FT: Will AMLO turn out to be a fiscal hawk?

Andres Manuel Lopez Obrador speaks during a press conference at Hyatt Regency Polanco hotel on July 9 in Mexico City. Photo: Carlos Tischler/Getty Images

Andrés Manuel López Obrador campaigned on a pledge to root out corruption, boost infrastructure spending and provide greater support to the “poor and forgotten.”

But a pragmatic side has also surfaced since the late stages of the campaign, says the Financial Times.

“He is more aware of the importance of investors,” says Rene Lichtschlag, senior portfolio manager at Union Investment. “He had a stable lead for weeks. There was no need to be more aggressive against investors.”

The market reacted well to AMLO’s July 1 victory. Mexico-focused funds reported net inflows that improve on 2017 numbers.

And the country’s benchmark IPC stock index is up almost 4 percent since the beginning of the month, and AMLO doesn’t even assume power until Dec. 1.

“The Mexican economy from a fundamental perspective is in good shape,” says Fernando Murillo, of Oxford Economics, citing low unemployment, resilient consumer spending and inflation coming under control as reasons for optimism.

Pablo Riveroll, head of Latin America equities at Schroders, adds that the relief rally in Mexican stocks created positive momentum, but he cautions: “The reality will be seen when they take over. The private sector is still figuring out what the new policy is.”

So how will López Obrador eradicate corruption, and how will NAFTA renegotiations turn out? How will he pay for increased old age and disability pensions, improved youth programs, better payouts to struggling farmers and improved infrastructure?

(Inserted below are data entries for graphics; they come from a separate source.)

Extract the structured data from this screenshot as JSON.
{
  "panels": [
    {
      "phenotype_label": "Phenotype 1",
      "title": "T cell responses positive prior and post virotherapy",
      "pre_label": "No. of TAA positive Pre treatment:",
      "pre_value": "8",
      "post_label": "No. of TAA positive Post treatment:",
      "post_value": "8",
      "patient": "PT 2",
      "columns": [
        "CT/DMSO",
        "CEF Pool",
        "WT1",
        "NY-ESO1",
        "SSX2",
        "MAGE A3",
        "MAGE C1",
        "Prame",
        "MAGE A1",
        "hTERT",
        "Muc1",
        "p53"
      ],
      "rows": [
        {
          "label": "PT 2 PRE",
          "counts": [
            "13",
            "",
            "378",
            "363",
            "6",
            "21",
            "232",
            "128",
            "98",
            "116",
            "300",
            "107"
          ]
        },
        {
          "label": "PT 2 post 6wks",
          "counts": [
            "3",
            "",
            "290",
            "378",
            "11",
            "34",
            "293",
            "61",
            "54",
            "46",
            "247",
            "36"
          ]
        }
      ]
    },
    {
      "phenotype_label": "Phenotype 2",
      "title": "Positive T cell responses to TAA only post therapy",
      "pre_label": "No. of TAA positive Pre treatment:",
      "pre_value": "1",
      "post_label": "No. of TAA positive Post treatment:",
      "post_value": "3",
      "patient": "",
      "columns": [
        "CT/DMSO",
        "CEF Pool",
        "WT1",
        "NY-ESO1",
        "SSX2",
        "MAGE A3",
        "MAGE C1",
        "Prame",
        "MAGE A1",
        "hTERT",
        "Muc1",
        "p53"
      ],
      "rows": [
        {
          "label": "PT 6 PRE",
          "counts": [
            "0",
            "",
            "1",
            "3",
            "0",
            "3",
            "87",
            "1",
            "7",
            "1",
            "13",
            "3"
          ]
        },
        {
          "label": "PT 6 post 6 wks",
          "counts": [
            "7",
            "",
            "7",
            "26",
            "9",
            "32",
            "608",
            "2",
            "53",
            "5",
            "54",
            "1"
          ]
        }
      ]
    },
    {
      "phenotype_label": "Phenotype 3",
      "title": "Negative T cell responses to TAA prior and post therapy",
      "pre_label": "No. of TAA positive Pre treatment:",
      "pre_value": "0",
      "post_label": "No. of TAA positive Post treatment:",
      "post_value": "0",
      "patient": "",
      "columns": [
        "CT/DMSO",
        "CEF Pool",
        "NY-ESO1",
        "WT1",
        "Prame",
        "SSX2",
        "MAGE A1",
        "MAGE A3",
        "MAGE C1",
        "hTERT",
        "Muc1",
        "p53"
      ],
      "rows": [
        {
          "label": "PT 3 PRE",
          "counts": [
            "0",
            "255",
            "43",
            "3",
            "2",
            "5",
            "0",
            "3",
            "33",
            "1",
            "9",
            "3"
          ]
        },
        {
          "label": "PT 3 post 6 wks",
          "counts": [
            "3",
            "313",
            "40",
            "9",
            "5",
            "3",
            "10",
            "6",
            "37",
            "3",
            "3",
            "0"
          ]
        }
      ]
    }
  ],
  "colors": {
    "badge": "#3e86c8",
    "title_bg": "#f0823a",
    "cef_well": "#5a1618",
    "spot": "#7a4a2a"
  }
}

This he hopes to achieve by clamping down on corruption and adjusting existing public spending programs, most notably reducing the salaries of bureaucrats, including politicians.

While fine detail have not been announced, economists say the new president may prove more prudent than outsiders predict.

“This guy has reinvented himself from being a redistributive leftist to a firmly middle-class candidate,” says Erik Lueth, an emerging market economist at Legal & General Investment Management. “He’s a fiscal hawk.”

The future of oil contracts awarded under an energy liberalization program starting five years ago is less clear. Scores of oil companies have invested in the Gulf of Mexico but López Obrador has repeatedly said he wanted to revise the agreements to eliminate corruption and further assess their benefit to Mexico.

On fighting corruption, AMLO has a big job. About half of Mexicans who needed to access basic public services said they had to pay a bribe to do so, according to a recent study.

The issue is important for international investors because corruption hurts the economy.

The biggest issue that is largely outside López Obrador’s control is the discussion on NAFTA. For Mexico, which sends four-fifths of its exports to the U.S., a deal is critical. Graciela Márquez, Mexico’s incoming economy minister, has said a NAFTA deal by October is possible but the likelihood of this is diminishing, considering the state of U.S. politics.

Some investors are skeptical, but the visit by a U.S. delegation led by Mike Pompeo, secretary of state, shortly after the election is seen as a positive signal.

Union Investment has about €750 million invested in Mexican assets but Lichtschlag says no big adjustments have been made to the portfolio.